We continue to hover between laziness and lethargy as summer temperatures make Sydney balmier than expected. A couple of days ago, planning a visit to Colin and Liz Laverty, we decided to make our way from the CBD to a nearly suburb via the Sydney Olympic Stadium. If you know your Sydney geography, you’ll understand that that was not the most direct route, but it was one that afforded a couple of hours on a river ferry. Even a position in the prow of the boat couldn’t make the sun’s warmth disappear completely: this has been a welcome change from both the scorching summer back home and the occasional brush with freezing temperatures we felt farther south on this trip.
We had a brief but most enjoyable visit with Colin and Liz on Friday afternoon before heading down to Potts Point for dinner and a visit to the Potts Point Bookshop, where I picked up a copy of Sarah Maddison’s Beyond White Guilt. When Penny heard this, she decided that I had to read Maddison’s Black Politics first, so I’m now stuck into that, thanks to Penny’s generosity.
On Saturday we headed out gallery hopping, starting off at 2 Danks Street, where we saw impressive works by Harry Tjutjuna at Gabriella Roy’s Aboriginal and Pacific Art Gallery. Gabriella herself looks as lively and tenacious as ever; it’s good to see Sydney institutions thriving. We pottered about downstairs for a while and then headed up to say hello to Christopher Hodges at Utopia Gallery, and we were treated to a backroom show of some impressive recent works from Papunya Tula. Especially nice work from Ray James, who has broken out of the standard visual frame he’s enclosed himself in for many years; he’s even coming up with subtle variations on his palette. Likewise, Joseph Jurra’s compositions are becoming more colorful in a way that doesn’t compromise the subtlety of his drawing. There was lovely work by Nyilyari and by Hilary Tjapangati, and just to impress us, Christopher brought out two very early paintings by Emily Kngwarreye that made us appreciate her genius the way that only a direct encounter with the marks on canvas can do. Afterwards, we rode down to Lower Paddington to visit Stills Gallery and meet Bronwyn and Kate in person for the first time.
The day ended up at the Belvoir St Theatre for a production of Windmill Baby by David Milroy. The play is having its Sydney debut six years after first being mounted by Yirra Yaakin in Perth. It’s a one –woman show, and Roxanne McDonald is astonishing as Maymay Star, who returns after fifty years to the station where she lived as a young girl, married, and matured through sorrow and struggle. McDonald’s presence is extraordinary. It’s a tiny theatre, with five rows of tiered benches wrapped around the set. McDonald entered through the same aisle that all the audience had come through and silenced the entire house just by standing at the edge of the set and looking left to right. It was an amazing moment of theatre, before the play had even begun. Once she got into the story, she kept everyone enraptured till the final moments.

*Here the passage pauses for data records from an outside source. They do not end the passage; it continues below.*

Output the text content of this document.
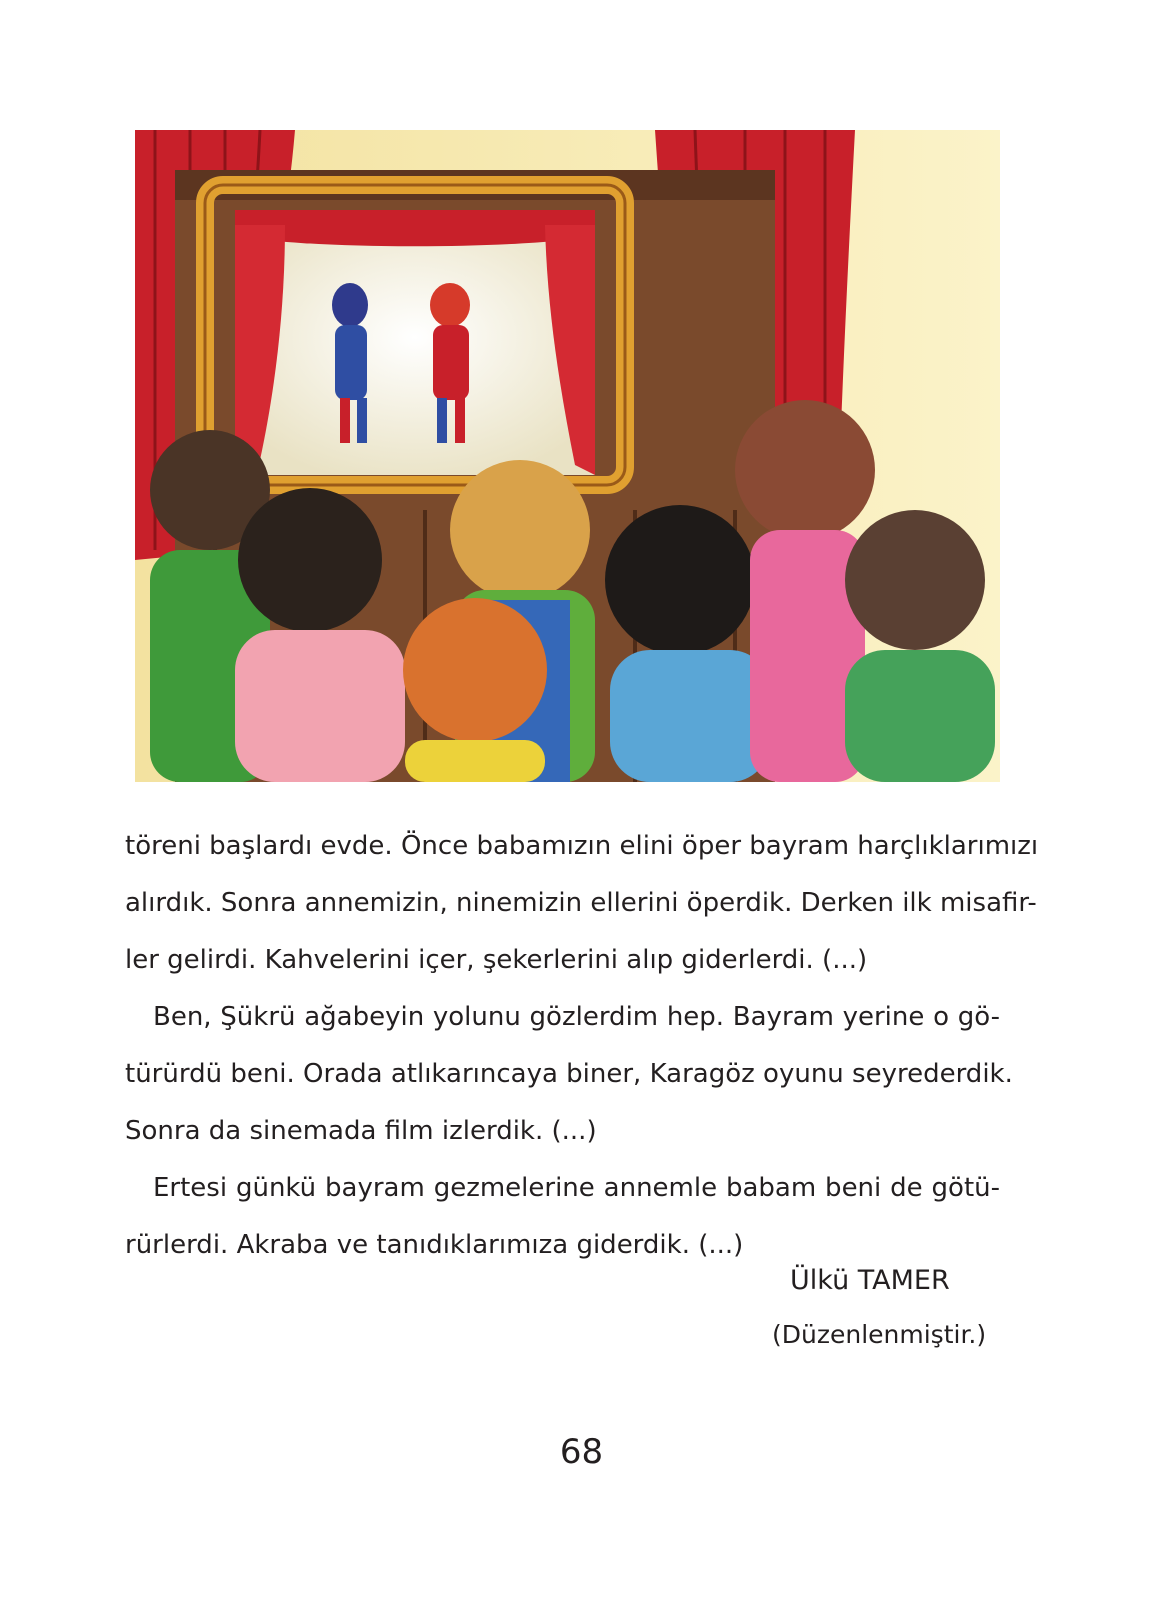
töreni başlardı evde. Önce babamızın elini öper bayram harçlıklarımızı
alırdık. Sonra annemizin, ninemizin ellerini öperdik. Derken ilk misafir-
ler gelirdi. Kahvelerini içer, şekerlerini alıp giderlerdi. (...)

Ben, Şükrü ağabeyin yolunu gözlerdim hep. Bayram yerine o gö-
türürdü beni. Orada atlıkarıncaya biner, Karagöz oyunu seyrederdik.
Sonra da sinemada film izlerdik. (...)

Ertesi günkü bayram gezmelerine annemle babam beni de götü-
rürlerdi. Akraba ve tanıdıklarımıza giderdik. (...)

Ülkü TAMER
(Düzenlenmiştir.)
68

Sunday was our last day in Sydney and we took it easy again: another stroll through the AGNSW to start the day off. The ambience in the Yiribana Gallery is much improved since our last visit three years ago, but I do wish there was occasionally a place to sit and contemplate the work. Standing through Genevieve Grieves video left my back sore, and I would have enjoyed making the intended comparisons across three large Papunya Tula canvases (black and white monsters by Ningura Napurrula, Ronnie Tjampitjinpa and George Ward Tjungurrayi) much more if I could have relaxed while doing so. And if anyone from the gallery is reading, please check the labels on the barks on the main floor. On the left hand side there are two large bark, one showing the Djangka’wu Sisters and the other the Wagilag Sisters: but the labels are reversed.
We ended the day by seeing the movie of Red Dog and dining in Glebe. Red Dog is great: totally new to me, and as sentimental as it is Australian. A wonderful thing to see while we were here. I was proud of myself for walking past Gleebooks twice without entering, but I’ve kind of lost the good karma in the bookshops of Alice Springs. But more about that later.